Harold trató de mantener aquella pugna y, aunque con el rostro desencajado, y a punto de desmoronarse luchó por mantenerse despabilado y en pie, como muestra de pujanza y entereza ante aquel usurpador que trataba de involucrarle en su propio juego y ardid insidiosa, de la que luchaba enconadamente en poder salir en buena lid y enfrentarse en campo abierto a aquella impostora llegado su momento, mas aquello no sería fácil, pues si quedaba en evidencia ante la Iglesia cortaría lazos de unión y posibles alianzas en ulteriores esfuerzos por consolidarse en el poder en Britania. Sus días estaban contados y aquel acto lo marcaría cual animal yeguarizo para la posteridad, tendría que lidiar con aquella anatema tan difícil de sobrellevar a su espalda, cual fardo traicionero e impregnado de sierpes fétidas y sedientas de sangre. Guillermo alzó aquel bicho cual trofeo, blasonándolo como un triunfo más que una desgracia, todos se percataron de aquella pantomima, esa puesta en escena demencial e impregnada de falsedad, la Iglesia se pondría del lado del más fuerte, en este caso recaerían sus gracias y favores en aquel diablo con cuerpo de mujer, el cual regentaba un ducado inexpugnable y, a la vez, sumido en una tiranía sin precedentes, tanto de miedo como extorsión a sus propios barones y terratenientes.

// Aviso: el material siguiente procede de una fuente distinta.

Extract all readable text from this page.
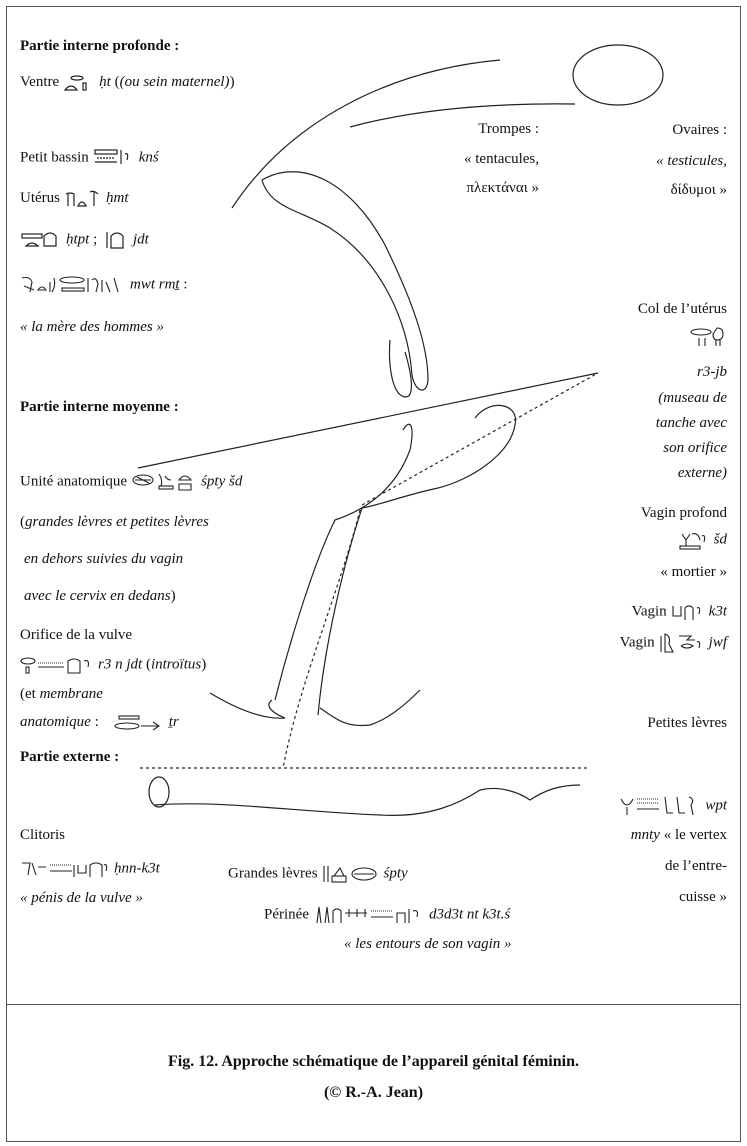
Partie interne profonde :
Ventre	ḥt ((ou sein maternel))
Petit bassin	knś
Utérus	ḥmt
ḥtpt ;
jdt
mwt rmṯ :
« la mère des hommes »
Partie interne moyenne :
Unité anatomique	śpty šd
(grandes lèvres et petites lèvres
en dehors suivies du vagin
avec le cervix en dedans)
Orifice de la vulve
r3 n jdt (introïtus)
(et membrane
anatomique :	ṯr
Partie externe :
Clitoris
ḥnn-k3t
« pénis de la vulve »
Trompes :
« tentacules,
πλεκτάναι »
Grandes lèvres	śpty
Périnée	d3d3t nt k3t.ś
« les entours de son vagin »
Ovaires :
« testicules,
δίδυμοι »
Col de l’utérus
r3-jb
(museau de
tanche avec
son orifice
externe)
Vagin profond
šd
« mortier »
Vagin	k3t
Vagin	jwf
Petites lèvres
wpt
mnty « le vertex
de l’entre-
cuisse »
Fig. 12. Approche schématique de l’appareil génital féminin.
(© R.-A. Jean)
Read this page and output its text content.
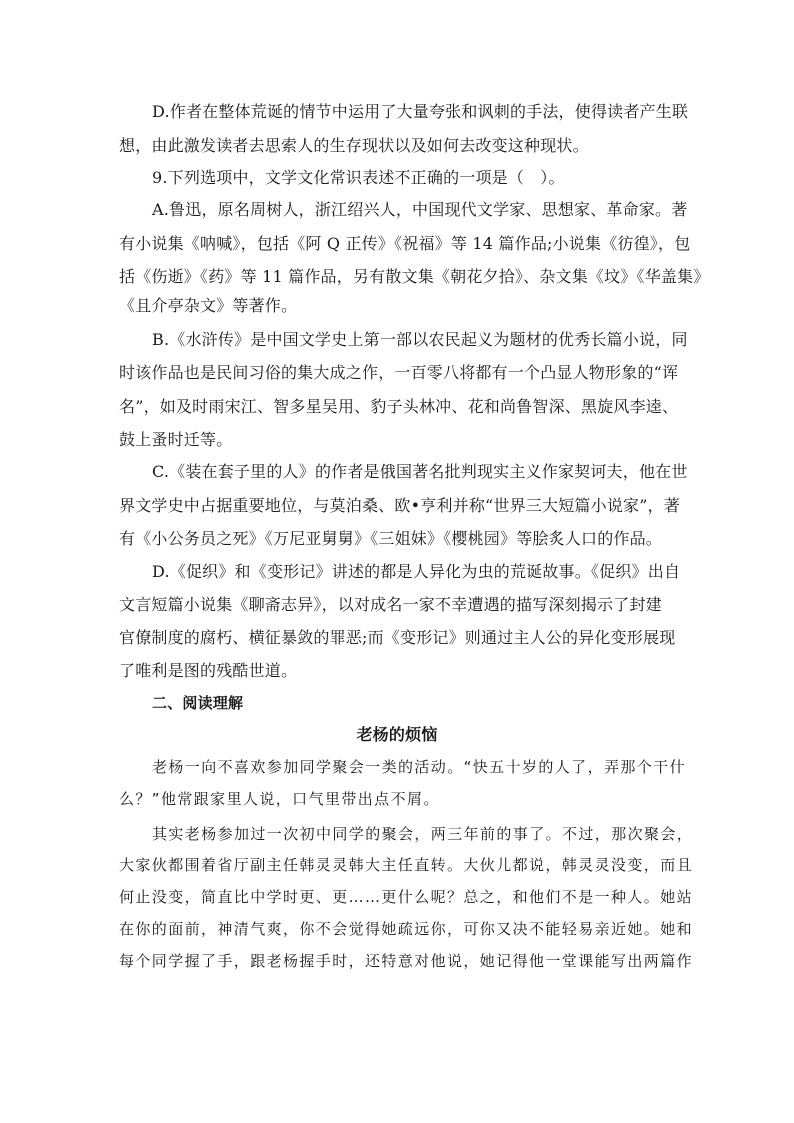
D.作者在整体荒诞的情节中运用了大量夸张和讽刺的手法，使得读者产生联
想，由此激发读者去思索人的生存现状以及如何去改变这种现状。
9.下列选项中，文学文化常识表述不正确的一项是（　）。
A.鲁迅，原名周树人，浙江绍兴人，中国现代文学家、思想家、革命家。著
有小说集《呐喊》，包括《阿 Q 正传》《祝福》等 14 篇作品;小说集《彷徨》，包
括《伤逝》《药》等 11 篇作品，另有散文集《朝花夕拾》、杂文集《坟》《华盖集》
《且介亭杂文》等著作。
B.《水浒传》是中国文学史上第一部以农民起义为题材的优秀长篇小说，同
时该作品也是民间习俗的集大成之作，一百零八将都有一个凸显人物形象的“诨
名”，如及时雨宋江、智多星吴用、豹子头林冲、花和尚鲁智深、黑旋风李逵、
鼓上蚤时迁等。
C.《装在套子里的人》的作者是俄国著名批判现实主义作家契诃夫，他在世
界文学史中占据重要地位，与莫泊桑、欧•亨利并称“世界三大短篇小说家”，著
有《小公务员之死》《万尼亚舅舅》《三姐妹》《樱桃园》等脍炙人口的作品。
D.《促织》和《变形记》讲述的都是人异化为虫的荒诞故事。《促织》出自
文言短篇小说集《聊斋志异》，以对成名一家不幸遭遇的描写深刻揭示了封建
官僚制度的腐朽、横征暴敛的罪恶;而《变形记》则通过主人公的异化变形展现
了唯利是图的残酷世道。
二、阅读理解
老杨的烦恼
老杨一向不喜欢参加同学聚会一类的活动。“快五十岁的人了，弄那个干什
么？”他常跟家里人说，口气里带出点不屑。
其实老杨参加过一次初中同学的聚会，两三年前的事了。不过，那次聚会，
大家伙都围着省厅副主任韩灵灵韩大主任直转。大伙儿都说，韩灵灵没变，而且
何止没变，简直比中学时更、更……更什么呢？总之，和他们不是一种人。她站
在你的面前，神清气爽，你不会觉得她疏远你，可你又决不能轻易亲近她。她和
每个同学握了手，跟老杨握手时，还特意对他说，她记得他一堂课能写出两篇作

―Pero ¿qué es esto? ―Guillermo introdujo su brazo desquitando el lienzo y sacó una serpiente entre sus manos―, una maldición, estigmatizado quedaréis por este oprobio.

―¡Cielo santo!, ¡sacrilegio! ―se persignó el abad, asustado.

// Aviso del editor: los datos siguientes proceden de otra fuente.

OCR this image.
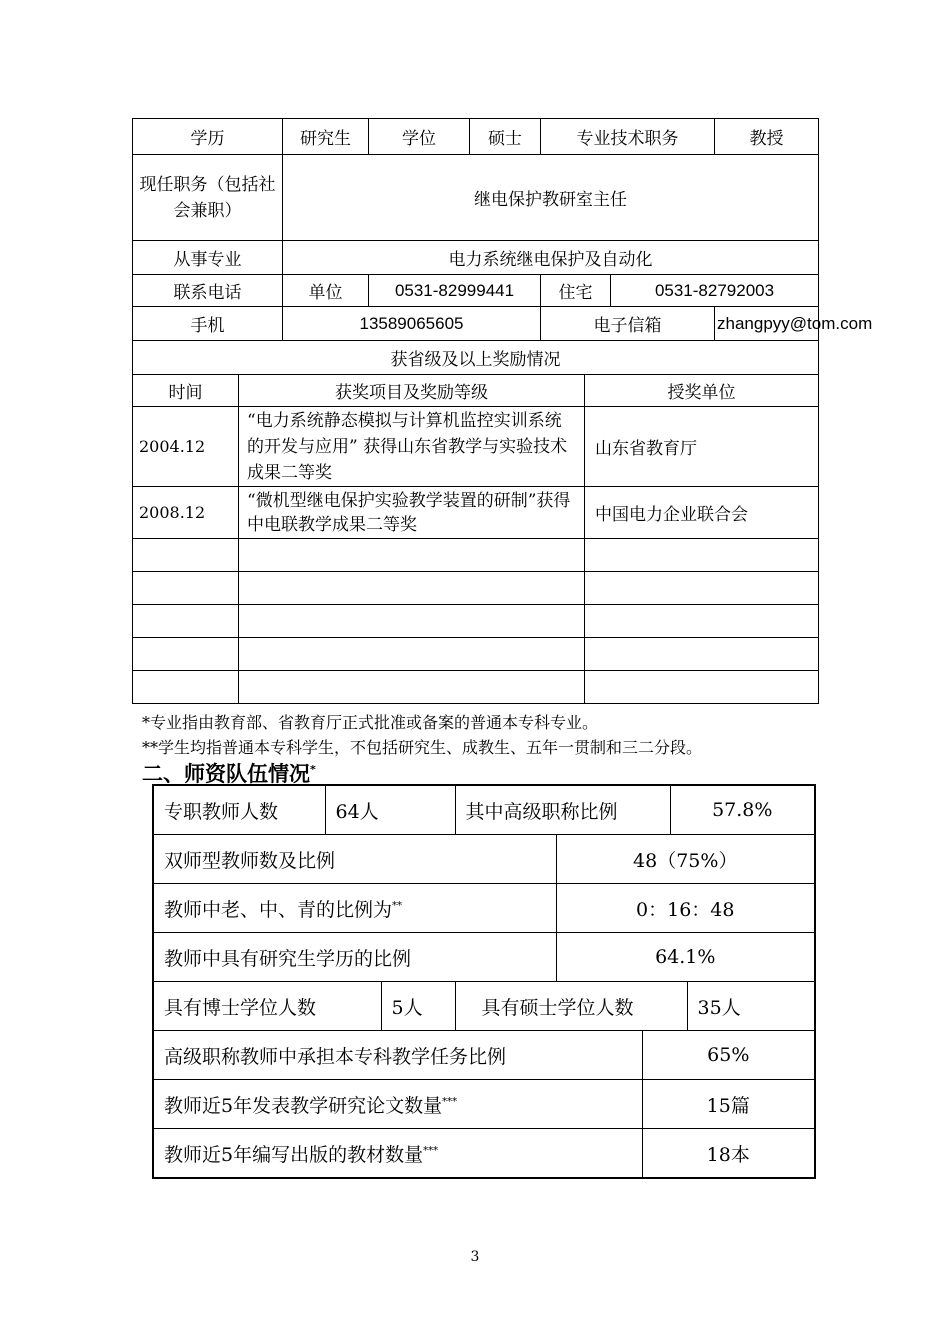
学历		研究生	学位	硕士	专业技术职务			教授
现任职务（包括社会兼职）		继电保护教研室主任						
从事专业		电力系统继电保护及自动化						
联系电话		单位	0531-82999441		住宅		0531-82792003	
手机		13589065605			电子信箱			zhangpyy@tom.com
获省级及以上奖励情况								
时间	获奖项目及奖励等级					授奖单位		
2004.12	“电力系统静态模拟与计算机监控实训系统的开发与应用” 获得山东省教学与实验技术成果二等奖					山东省教育厅		
2008.12	“微机型继电保护实验教学装置的研制”获得中电联教学成果二等奖					中国电力企业联合会		

*专业指由教育部、省教育厅正式批准或备案的普通本专科专业。
**学生均指普通本专科学生，不包括研究生、成教生、五年一贯制和三二分段。
二、师资队伍情况*
专职教师人数	64人		其中高级职称比例			57.8%	
双师型教师数及比例				48（75%）			
教师中老、中、青的比例为**				0：16：48			
教师中具有研究生学历的比例				64.1%			
具有博士学位人数		5人	具有硕士学位人数				35人
高级职称教师中承担本专科教学任务比例					65%		
教师近5年发表教学研究论文数量***					15篇		
教师近5年编写出版的教材数量***					18本		
3
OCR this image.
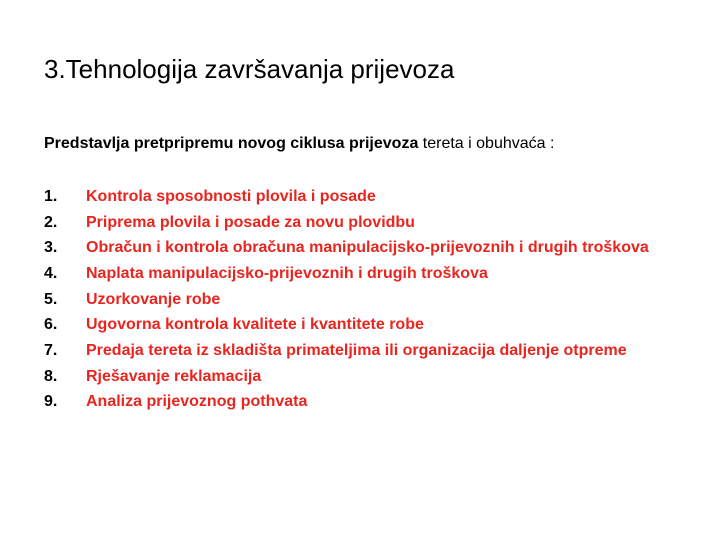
3.Tehnologija završavanja prijevoza
Predstavlja pretpripremu novog ciklusa prijevoza tereta i obuhvaća :
1.	Kontrola sposobnosti plovila i posade
2.	Priprema plovila i posade za novu plovidbu
3.	Obračun i kontrola obračuna manipulacijsko-prijevoznih i drugih troškova
4.	Naplata manipulacijsko-prijevoznih i drugih troškova
5.	Uzorkovanje robe
6.	Ugovorna kontrola kvalitete i kvantitete robe
7.	Predaja tereta iz skladišta primateljima ili organizacija daljenje otpreme
8.	Rješavanje reklamacija
9.	Analiza prijevoznog pothvata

―Oh, no ―exclamó ahora el conde de Ponthieu.

―¿Qué es lo que he de advertir?, solo una estratagema urdida por vos, fementido y alevoso normando, ¿me tomáis por ingenuo? ¿He de descolgar los más viejos tapices de Westminster para con ello poder contentar vuestra irrefrenable ambición? ―le replicó Harold con cierto aire de sarcasmo.

Dicho aquello, Guillermo, haciendo oídos sordos, introdujo nuevamente a la cobra en el interior del cofre y lo cerró de inmediato.

―Abad de Bec, tomad nota y rubricad de lo aquí acontecido entre estos contritos muros del castillo de Beaurain. Dad parte de inmediato al nuncio de este sacrilegio, desconfiad de obispos y barones, porque de esta inequívoca y filial matriz del maligno, a todos nos toca de lleno por lo más taimado y ladino de su seno. Partid a uña de caballo y dad parte de lo relatado. ¡Lleváoslos! ―exclamó Guillermo, alzando su mano y dando orden de que echaran dando escolta hacia el embarcadero al sajón.

Harold fue sacado por la guardia de castillo de la cámara de acceso con dirección al exterior de palacio, no opuso resistencia ni vaciló a la hora de salir con vida de aquella fatídica incursión. Esta vez había salvado el cuello, pero la próxima sería distinta.


1 Mimante: (Hom. Hymn Apoll. 40-45)

2 Cumbres de Córico: Ibid.

3 Lelanto: (Hom. Hymn Apoll. 220-225)

4 Prudente Quirón: En la mitología griega fue un centauro sabio y de buen carácter.

5 Majencio el homicida: Emperador romano.